You and I live in charmed circumstances.
The very lifestyle you were born into has afforded you the ability to attend this University, to pick up the very paper you hold right now and see these words I have written for you to read. In comparison to most of the world, we are all very lucky to be where we are today.
Strangely, despite it all, despite the air conditioning, the latest technology from Apple and all the gourmet coffee we can drink, I cannot ignore the undertone of desperate disconnect and unhappiness in this affluent world, in this University/city/state/nation you and I share.
Marriages are failing, isolation grows and people are becoming more and more inept at basic human interaction. We continue to pay an emotional price for having more and doing less.
Yet, in the ever-false façade of the American dream, I see more and more cracks forming, more and more plaster falling away to reveal the raw, emotional, beating heart that lies beneath.

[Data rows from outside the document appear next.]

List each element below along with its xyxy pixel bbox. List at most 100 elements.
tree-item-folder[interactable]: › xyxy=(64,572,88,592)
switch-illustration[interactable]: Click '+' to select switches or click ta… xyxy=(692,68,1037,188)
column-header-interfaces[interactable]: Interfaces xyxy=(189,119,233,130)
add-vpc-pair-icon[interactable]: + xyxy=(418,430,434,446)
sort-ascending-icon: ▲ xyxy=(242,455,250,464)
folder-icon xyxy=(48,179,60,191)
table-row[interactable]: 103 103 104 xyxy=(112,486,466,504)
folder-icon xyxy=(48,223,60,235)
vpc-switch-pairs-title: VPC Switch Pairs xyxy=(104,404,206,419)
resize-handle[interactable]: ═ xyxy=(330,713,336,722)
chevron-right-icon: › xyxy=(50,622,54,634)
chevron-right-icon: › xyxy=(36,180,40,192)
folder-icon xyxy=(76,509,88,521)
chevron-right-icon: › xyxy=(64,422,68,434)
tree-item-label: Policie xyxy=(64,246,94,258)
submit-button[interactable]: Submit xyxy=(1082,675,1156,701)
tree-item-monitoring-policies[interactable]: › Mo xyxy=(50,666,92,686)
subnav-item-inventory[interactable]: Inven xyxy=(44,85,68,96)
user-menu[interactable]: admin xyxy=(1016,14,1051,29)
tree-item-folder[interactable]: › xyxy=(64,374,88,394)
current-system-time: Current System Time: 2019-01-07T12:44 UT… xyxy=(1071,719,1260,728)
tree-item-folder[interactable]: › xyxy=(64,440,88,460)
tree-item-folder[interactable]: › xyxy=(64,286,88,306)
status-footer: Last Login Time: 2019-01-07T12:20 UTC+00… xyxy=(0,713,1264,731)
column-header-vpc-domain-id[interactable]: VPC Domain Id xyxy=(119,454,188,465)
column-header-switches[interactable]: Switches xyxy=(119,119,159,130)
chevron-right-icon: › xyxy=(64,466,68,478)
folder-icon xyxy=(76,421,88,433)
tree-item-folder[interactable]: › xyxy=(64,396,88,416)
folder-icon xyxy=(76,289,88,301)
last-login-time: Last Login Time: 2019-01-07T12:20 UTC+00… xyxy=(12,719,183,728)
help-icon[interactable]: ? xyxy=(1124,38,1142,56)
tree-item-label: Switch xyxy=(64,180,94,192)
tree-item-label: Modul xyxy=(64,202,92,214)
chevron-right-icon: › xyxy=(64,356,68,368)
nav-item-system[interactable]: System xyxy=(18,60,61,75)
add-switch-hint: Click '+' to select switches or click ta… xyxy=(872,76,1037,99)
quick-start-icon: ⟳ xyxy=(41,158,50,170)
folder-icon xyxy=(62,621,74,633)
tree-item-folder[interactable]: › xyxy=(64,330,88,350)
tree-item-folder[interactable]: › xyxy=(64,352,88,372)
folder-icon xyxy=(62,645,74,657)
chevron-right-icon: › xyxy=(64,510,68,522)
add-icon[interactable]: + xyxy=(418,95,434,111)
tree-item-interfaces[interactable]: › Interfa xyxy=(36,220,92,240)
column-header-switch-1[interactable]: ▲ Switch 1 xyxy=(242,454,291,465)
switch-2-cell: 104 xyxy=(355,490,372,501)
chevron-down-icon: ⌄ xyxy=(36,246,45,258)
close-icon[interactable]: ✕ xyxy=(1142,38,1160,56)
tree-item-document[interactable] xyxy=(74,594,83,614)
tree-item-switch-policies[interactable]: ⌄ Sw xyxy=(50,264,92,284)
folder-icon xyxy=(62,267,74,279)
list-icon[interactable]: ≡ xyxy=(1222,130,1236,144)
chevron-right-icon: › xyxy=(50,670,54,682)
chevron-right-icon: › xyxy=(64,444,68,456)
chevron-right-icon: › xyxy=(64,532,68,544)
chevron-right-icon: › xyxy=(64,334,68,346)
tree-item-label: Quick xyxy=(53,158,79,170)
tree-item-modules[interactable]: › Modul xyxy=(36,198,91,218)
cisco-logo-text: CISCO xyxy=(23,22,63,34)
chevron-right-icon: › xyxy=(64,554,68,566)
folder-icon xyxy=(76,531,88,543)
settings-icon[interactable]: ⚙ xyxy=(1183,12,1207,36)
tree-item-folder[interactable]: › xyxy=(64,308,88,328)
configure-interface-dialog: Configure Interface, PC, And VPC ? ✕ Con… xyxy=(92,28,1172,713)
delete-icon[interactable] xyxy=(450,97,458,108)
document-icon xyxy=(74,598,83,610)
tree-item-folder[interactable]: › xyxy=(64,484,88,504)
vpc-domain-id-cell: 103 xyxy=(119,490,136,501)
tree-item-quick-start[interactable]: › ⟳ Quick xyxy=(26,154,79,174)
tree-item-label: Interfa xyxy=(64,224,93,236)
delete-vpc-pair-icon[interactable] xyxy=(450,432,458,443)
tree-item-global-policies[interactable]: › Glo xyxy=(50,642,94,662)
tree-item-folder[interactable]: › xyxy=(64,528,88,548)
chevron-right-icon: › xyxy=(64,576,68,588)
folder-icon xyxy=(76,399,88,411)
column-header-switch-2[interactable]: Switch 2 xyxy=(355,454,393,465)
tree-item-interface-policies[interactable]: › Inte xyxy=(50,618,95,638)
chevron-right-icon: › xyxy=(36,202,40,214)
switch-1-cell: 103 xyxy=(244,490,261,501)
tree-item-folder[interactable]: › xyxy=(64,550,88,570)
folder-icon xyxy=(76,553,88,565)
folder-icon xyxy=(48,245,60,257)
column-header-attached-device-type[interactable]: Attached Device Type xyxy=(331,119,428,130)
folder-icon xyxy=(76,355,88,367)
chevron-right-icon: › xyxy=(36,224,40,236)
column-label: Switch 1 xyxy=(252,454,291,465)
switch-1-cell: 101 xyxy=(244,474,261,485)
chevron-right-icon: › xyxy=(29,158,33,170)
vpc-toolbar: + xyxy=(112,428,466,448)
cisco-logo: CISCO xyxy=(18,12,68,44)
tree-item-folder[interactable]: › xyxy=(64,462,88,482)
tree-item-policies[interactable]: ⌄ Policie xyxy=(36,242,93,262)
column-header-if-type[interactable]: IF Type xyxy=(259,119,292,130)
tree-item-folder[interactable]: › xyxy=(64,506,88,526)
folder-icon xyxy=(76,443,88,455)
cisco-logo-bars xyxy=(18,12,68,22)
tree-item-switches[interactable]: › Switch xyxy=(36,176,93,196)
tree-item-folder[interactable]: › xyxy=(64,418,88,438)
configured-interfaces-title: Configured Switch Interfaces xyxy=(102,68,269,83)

That heart is strong, and it is beautiful. It is the heart that provides for love, compassion, honor, generosity and everything else worth preserving in the human condition.
But that heart has been abused, ignored, even forgotten, because of years of material prosperity, ill-fated conflict, cold war, terrorism and the constant fear that at one point, at any point, our lives could be taken away in an instant.
Fear, hate, greed and apathy have corroded the quality of our lives for too long.
As young people in this country, we inherited a system of government, a culture and a society we did not ask for. We did not ask for poverty, for massive debt or low-quality education, for broken homes or emotional immaturity. It has been handed to us.
But we have our youth, and we cannot allow our collective hearts to become embittered, as has happened to generations before. The future is bright, and the distance between the desperation of the present and the enlightenment of tomorrow is much less than it appears.
The aim of my column this semester is to offer a questioning of the deeper aspects of our collective experience — the questions about life that I have found no extant four-year university can inspire.
If we really are the future of this country, it is reliant upon us, and only us, to arm ourselves — not with weapons, but with the required intellect and emotional maturity to handle the rapid changes that will confront all of our futures.
And in this task, I hope I may be of service.